Ultrajando a moral, ultrajando a natureza,
Quando um globo do crime preencheu a medida;
Que seus hóspedes, mergulhados em seus prazeres barulhentos,
Fecharam seus ouvidos aos discursos dos videntes;
Que do verbo divino o mais ligeiro traço,
Nesse mundo enceguecido se dissipa e se apaga
Então do Onipotente a cólera desencadeia
Desce sobre o rebelde a perecer condenado:
Os arcanjos vingadores com suas asas poderosas
Batem a terra ímpia… e seus mares saltitantes,
Com imensa altura ultrapassam os seus níveis,
No seu solo limpo precipitam suas águas;
Vulcões subterrâneos a chama brilhante, ribombante,
Dispersa no éter os restos deste mundo;
E o Ser Soberano, cuja vingança luziu,
Rompe esse globo impuro que nele não mais crê!

*

Nossa Terra medíocre é uma estação de prova,
Onde o justo sofredor, de suas lágrimas se sacia,
Lágrimas que, por degraus purificam seu coração,
Preparam seu caminho para um mundo melhor.
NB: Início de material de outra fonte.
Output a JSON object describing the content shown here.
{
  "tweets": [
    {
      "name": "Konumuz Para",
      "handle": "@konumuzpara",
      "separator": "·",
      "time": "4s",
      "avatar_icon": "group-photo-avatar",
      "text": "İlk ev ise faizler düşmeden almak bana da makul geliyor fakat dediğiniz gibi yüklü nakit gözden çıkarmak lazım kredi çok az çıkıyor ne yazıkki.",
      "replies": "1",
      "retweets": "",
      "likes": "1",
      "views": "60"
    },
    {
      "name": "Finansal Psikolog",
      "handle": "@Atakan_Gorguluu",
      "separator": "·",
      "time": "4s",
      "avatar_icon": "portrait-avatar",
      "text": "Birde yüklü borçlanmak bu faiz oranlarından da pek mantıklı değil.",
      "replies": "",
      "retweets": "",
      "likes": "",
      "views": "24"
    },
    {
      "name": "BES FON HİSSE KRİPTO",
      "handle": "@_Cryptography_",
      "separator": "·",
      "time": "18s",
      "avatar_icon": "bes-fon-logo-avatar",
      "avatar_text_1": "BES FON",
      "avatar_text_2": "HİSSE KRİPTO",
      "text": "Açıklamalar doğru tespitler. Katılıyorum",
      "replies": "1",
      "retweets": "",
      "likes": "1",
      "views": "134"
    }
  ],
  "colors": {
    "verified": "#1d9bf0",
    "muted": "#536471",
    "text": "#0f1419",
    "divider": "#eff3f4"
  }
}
E não é em vão quando o sono nos mergulha
Nos risonhos transportes da embriaguez de um sonho,
Que por um rápido impulso somos transportados
Num astro novo radiante de claridades;
Que nos cremos errar por vastos bosques
Sem cessar percorridos por um povo de sábios;
Que vemos esse globo iluminado por sóis
Irradiando alternadamente brancos, azuis e vermelhos,
Que, cruzando nos ares suas tintas combinadas,
Colorem esses belos campos com luzes variadas!…
Se teu coração neste mundo se mantém virtuoso,
Tu os atravessarás, esses globos luxuosos
Que a paz alegra, que habita a sabedoria,
Onde reina da felicidade a eterna liberalidade.
Sim, tua alma as vê, essas radiosas moradas
Que os favores do céu embelezam sempre,
Onde o Espírito, se depurando, sobe de grau em grau,
Quando o perverso segue um caminho retrógrado,
E do reino do mal percorrendo os elos,
Desce de círculo em círculo aos abismos infernais.
Espelho onde o Universo reflete a sua imagem,
Esses destinos diferentes nossa alma os pressagia.
A alma, essa viva força que domina os sentidos,
Aos seus menores desejos súbito obediente, –
Que, como um fogo cativo num vaso de argila,
Consome em seus transportes sua veste frágil; –
A alma, que do passado guarda a lembrança
E sabe ler por vezes no obscuro futuro,
Não tem do fogo vital a efêmera centelha
Tu mesmo tu o sentes, tua alma é imortal.
Nos campos do espaço e da eternidade,
Conservando sua permanência e sua identidade,
Não, a alma não morre, mas muda o seu domínio,
E de asilo em asilo sempre passeia Nossa alma,
se isolando do mundo exterior,
Por vezes pode conquistar um sentido superior;
E, no arrebatamento do sono magnético,
Se armar de um novo olho ou do dom profético:
Libertada um instante dos terrestres laços,
Sem obstáculo percorre os campos aéreos;
E, com um ágil pulo, no infinito lançada,
Vê através dos corpos e lê no pensamento.